Though it won the Grand Prix at the 2010 Cannes Film Festival, it has taken a while for this thought-provoking meditation on Christian martyrdom to reach our shores.

Of Gods and Men retells the story of the 1996 Tibhirine massacre, when seven French Cistercian monks were kidnapped and killed. Fifteen years later the precise details of their deaths are still unknown.

In dramatising the events that transpired, director Xavier Beauvois doesn’t seem interested in solving this mystery but he is deeply interested in why they didn’t try to save their lives.

Of course for Christian viewers the answer is their devotion to God, which is abundantly evident in their daily prayer, worship and care for the Muslim villagers close the monastery — this close knit group of men are living in and practising Christian community.

Music is part of the monks’ DNA. The Cistercian monks are known for singing the Psalms and part of the routine has the monks chanting four hours a day.

The film follows the monks in their many other daily routines but in contrast to the depiction of monastic life in the documentary Into Great Silence — a meditation on worship and silence with very little dialogue — Of God’s and Men has some very vigorous discussions about the very nature of giving one’s life for God.

When a group of foreign workers in a nearby village is murdered by terrorists the brothers begin to debate their call. Some of the monks refuse protection, preferring solidarity, while others don’t seem as convinced.

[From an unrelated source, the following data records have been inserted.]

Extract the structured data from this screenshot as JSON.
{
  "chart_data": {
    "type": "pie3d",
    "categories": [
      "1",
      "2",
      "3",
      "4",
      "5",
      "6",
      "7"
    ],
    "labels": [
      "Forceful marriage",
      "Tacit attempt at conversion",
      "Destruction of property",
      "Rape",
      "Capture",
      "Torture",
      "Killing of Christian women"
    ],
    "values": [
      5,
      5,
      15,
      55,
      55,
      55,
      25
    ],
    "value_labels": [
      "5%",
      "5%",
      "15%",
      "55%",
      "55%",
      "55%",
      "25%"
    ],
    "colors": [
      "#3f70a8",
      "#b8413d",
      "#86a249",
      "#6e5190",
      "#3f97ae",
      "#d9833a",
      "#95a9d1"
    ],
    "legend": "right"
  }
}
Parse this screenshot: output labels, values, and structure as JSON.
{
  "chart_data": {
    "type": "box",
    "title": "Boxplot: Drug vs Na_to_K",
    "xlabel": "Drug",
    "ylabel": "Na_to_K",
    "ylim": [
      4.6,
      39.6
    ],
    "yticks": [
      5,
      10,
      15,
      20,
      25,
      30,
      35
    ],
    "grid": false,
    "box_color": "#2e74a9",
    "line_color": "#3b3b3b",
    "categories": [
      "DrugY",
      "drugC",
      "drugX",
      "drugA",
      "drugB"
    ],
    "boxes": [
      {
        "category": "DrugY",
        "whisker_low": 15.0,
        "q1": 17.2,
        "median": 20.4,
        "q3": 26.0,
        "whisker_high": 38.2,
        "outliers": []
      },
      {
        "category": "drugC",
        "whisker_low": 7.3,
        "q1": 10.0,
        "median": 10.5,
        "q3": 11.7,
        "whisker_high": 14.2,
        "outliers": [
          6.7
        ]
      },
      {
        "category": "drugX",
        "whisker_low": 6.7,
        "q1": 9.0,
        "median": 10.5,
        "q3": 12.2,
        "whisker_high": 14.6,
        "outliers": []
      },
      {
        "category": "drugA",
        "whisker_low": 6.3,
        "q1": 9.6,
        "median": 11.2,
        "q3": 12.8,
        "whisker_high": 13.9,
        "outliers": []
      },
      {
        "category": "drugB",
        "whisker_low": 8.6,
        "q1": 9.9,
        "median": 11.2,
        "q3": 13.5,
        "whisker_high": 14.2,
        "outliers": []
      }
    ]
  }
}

“We are called to live here in this country, with this people who are also afraid,” professes Brother Christian (Lambert Wilson) but Brother Christophe (Olivier Rabourdin) counters, “I didn’t come here to commit collective suicide.”

“I became a monk to live, not have my throat slit,” says another.

When a group of gunmen threatens the monastery on Christmas Eve demanding medical supplies, all wrestle with the idea that following Christ may mean they are risking their lives.

It is hard not to be caught in the dilemma of what one would do in similar circumstances and the film deals with the crisis of faith of Brother Christophe in a way that is relatable and crushingly devastating.

When he cries out in night, begging God to not abandon him, it can’t help but recall the gospel.

“As a kid I dreamed of becoming a missionary,” he later confesses to Christian. “Dying for my faith shouldn’t keep me up at nights. Dying here … does it serve a purpose? I don’t know. I feel like I’m going mad.”

“We are martyrs out of love, out of fidelity. Love endures everything,” Christian says, embracing Christophe. “It is through poverty and death that we advance towards him.”

The most moving scene in the film has the monks enjoying a final meal together after all have decided to stay in the monastery. With Tchaikovsky’s Swan Lake playing, they eat, laugh and cry together, then one dreary day, thick with snow, they are taken away never to be seen again.

The pitch-perfect performances in this film, along with the amazing cinematography of the Algerian countryside, help to frame some complex ideas about what it truly and humbly means to be a Christian.

This film is a profoundly moving and transcendent meditation on faith and sacrifice that won’t be an easy experience to shake.